Nesse período de verão e férias escolares, é comum o aumento de casos de meninos e meninas nas ruas, praias e semáforos de capitais e cidades litorâneas onde há atividades turísticas. Essas crianças ficam expostas à criminalidade, à exploração sexual, ao tráfico de drogas, além de estarem mais vulneráveis a acidentes de trabalho, muitas vezes em atividades insalubres e perigosas. Por isso, o MPT faz o alerta e lança uma campanha nas redes sociais para pedir o apoio da população.

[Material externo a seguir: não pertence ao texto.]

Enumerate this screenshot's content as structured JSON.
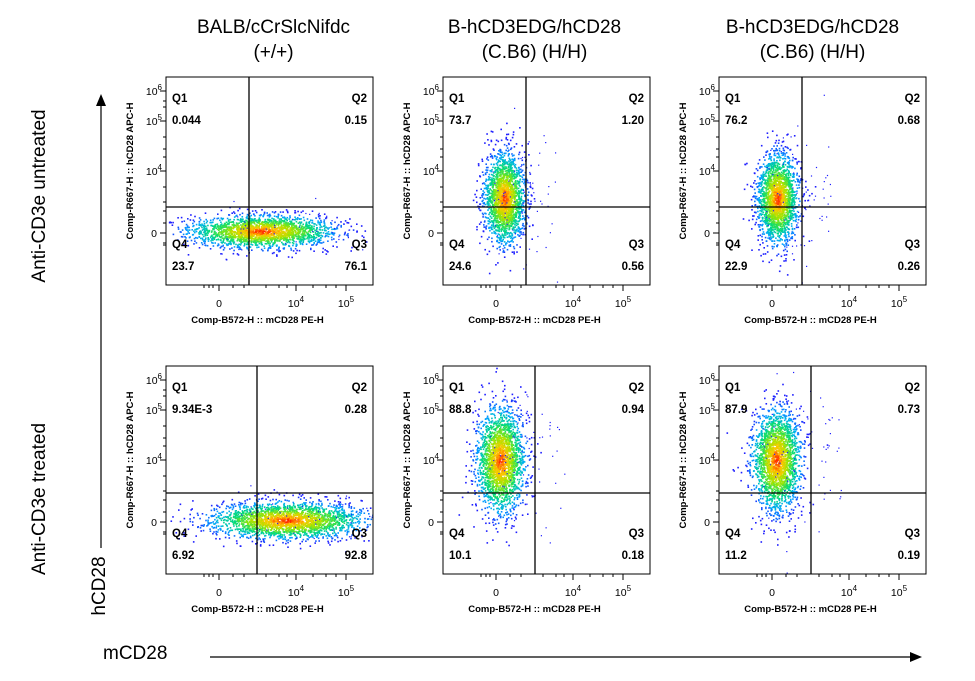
{
  "columns": [
    {
      "line1": "BALB/cCrSlcNifdc",
      "line2": "(+/+)"
    },
    {
      "line1": "B-hCD3EDG/hCD28",
      "line2": "(C.B6) (H/H)"
    },
    {
      "line1": "B-hCD3EDG/hCD28",
      "line2": "(C.B6) (H/H)"
    }
  ],
  "rows": [
    "Anti-CD3e untreated",
    "Anti-CD3e treated"
  ],
  "global_axes": {
    "y": "hCD28",
    "x": "mCD28"
  },
  "colors": {
    "line": "#000000",
    "scatter_low": "#1f1fff",
    "scatter_high": "#ff2000"
  },
  "chart_data": [
    {
      "type": "scatter",
      "row": 0,
      "col": 0,
      "xlabel": "Comp-B572-H :: mCD28 PE-H",
      "ylabel": "Comp-R667-H :: hCD28 APC-H",
      "x_ticks": [
        "0",
        "10^4",
        "10^5"
      ],
      "y_ticks": [
        "0",
        "10^4",
        "10^5",
        "10^6"
      ],
      "quadrants": [
        {
          "name": "Q1",
          "value": "0.044"
        },
        {
          "name": "Q2",
          "value": "0.15"
        },
        {
          "name": "Q3",
          "value": "76.1"
        },
        {
          "name": "Q4",
          "value": "23.7"
        }
      ]
    },
    {
      "type": "scatter",
      "row": 0,
      "col": 1,
      "xlabel": "Comp-B572-H :: mCD28 PE-H",
      "ylabel": "Comp-R667-H :: hCD28 APC-H",
      "x_ticks": [
        "0",
        "10^4",
        "10^5"
      ],
      "y_ticks": [
        "0",
        "10^4",
        "10^5",
        "10^6"
      ],
      "quadrants": [
        {
          "name": "Q1",
          "value": "73.7"
        },
        {
          "name": "Q2",
          "value": "1.20"
        },
        {
          "name": "Q3",
          "value": "0.56"
        },
        {
          "name": "Q4",
          "value": "24.6"
        }
      ]
    },
    {
      "type": "scatter",
      "row": 0,
      "col": 2,
      "xlabel": "Comp-B572-H :: mCD28 PE-H",
      "ylabel": "Comp-R667-H :: hCD28 APC-H",
      "x_ticks": [
        "0",
        "10^4",
        "10^5"
      ],
      "y_ticks": [
        "0",
        "10^4",
        "10^5",
        "10^6"
      ],
      "quadrants": [
        {
          "name": "Q1",
          "value": "76.2"
        },
        {
          "name": "Q2",
          "value": "0.68"
        },
        {
          "name": "Q3",
          "value": "0.26"
        },
        {
          "name": "Q4",
          "value": "22.9"
        }
      ]
    },
    {
      "type": "scatter",
      "row": 1,
      "col": 0,
      "xlabel": "Comp-B572-H :: mCD28 PE-H",
      "ylabel": "Comp-R667-H :: hCD28 APC-H",
      "x_ticks": [
        "0",
        "10^4",
        "10^5"
      ],
      "y_ticks": [
        "0",
        "10^4",
        "10^5",
        "10^6"
      ],
      "quadrants": [
        {
          "name": "Q1",
          "value": "9.34E-3"
        },
        {
          "name": "Q2",
          "value": "0.28"
        },
        {
          "name": "Q3",
          "value": "92.8"
        },
        {
          "name": "Q4",
          "value": "6.92"
        }
      ]
    },
    {
      "type": "scatter",
      "row": 1,
      "col": 1,
      "xlabel": "Comp-B572-H :: mCD28 PE-H",
      "ylabel": "Comp-R667-H :: hCD28 APC-H",
      "x_ticks": [
        "0",
        "10^4",
        "10^5"
      ],
      "y_ticks": [
        "0",
        "10^4",
        "10^5",
        "10^6"
      ],
      "quadrants": [
        {
          "name": "Q1",
          "value": "88.8"
        },
        {
          "name": "Q2",
          "value": "0.94"
        },
        {
          "name": "Q3",
          "value": "0.18"
        },
        {
          "name": "Q4",
          "value": "10.1"
        }
      ]
    },
    {
      "type": "scatter",
      "row": 1,
      "col": 2,
      "xlabel": "Comp-B572-H :: mCD28 PE-H",
      "ylabel": "Comp-R667-H :: hCD28 APC-H",
      "x_ticks": [
        "0",
        "10^4",
        "10^5"
      ],
      "y_ticks": [
        "0",
        "10^4",
        "10^5",
        "10^6"
      ],
      "quadrants": [
        {
          "name": "Q1",
          "value": "87.9"
        },
        {
          "name": "Q2",
          "value": "0.73"
        },
        {
          "name": "Q3",
          "value": "0.19"
        },
        {
          "name": "Q4",
          "value": "11.2"
        }
      ]
    }
  ]
}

A campanha “Rejeite produtos vendidos por crianças e adolescentes e Denuncie a exploração sexual ou outras formas de trabalho infantil” orienta turistas e a sociedade em geral a não consumir produtos ou serviços oferecidos por crianças e adolescentes em praias, festas, pontos turísticos, estacionamentos, bares, restaurantes e outros locais públicos. Também pede que qualquer flagrante de exploração seja denunciado pelo Disque 100.

MPT vigilante. Na Paraíba, a procuradora Edlene Lins Felizardo, coordenadora regional da Coordenadoria Nacional de Combate à Exploração do Trabalho da Criança e do Adolescente (Coordinfância), disse que o MPT permanece vigilante para coibir a exploração de meninos e meninas.

“As prefeituras municipais – a quem cabe esse primeiro atendimento de políticas públicas de combate ao trabalho infantil – devem manter funcionando nesse período de férias escolares serviços de cultura e lazer. A orientação do Ministério Público para as prefeituras é que mantenham, por exemplo, colônias de férias, onde as crianças sejam atraídas para o lazer, para que elas saiam das ruas, feiras, dos mercados e das praias”, afirmou a procuradora.

“No MPT, já há diversos procedimentos investigatórios em que as prefeituras estão sendo chamadas e cobradas para aplicar essas políticas. Em João Pessoa, já existe inquérito civil instaurado em relação a essas crianças que ficam nos semáforos”, informou Edlene Lins.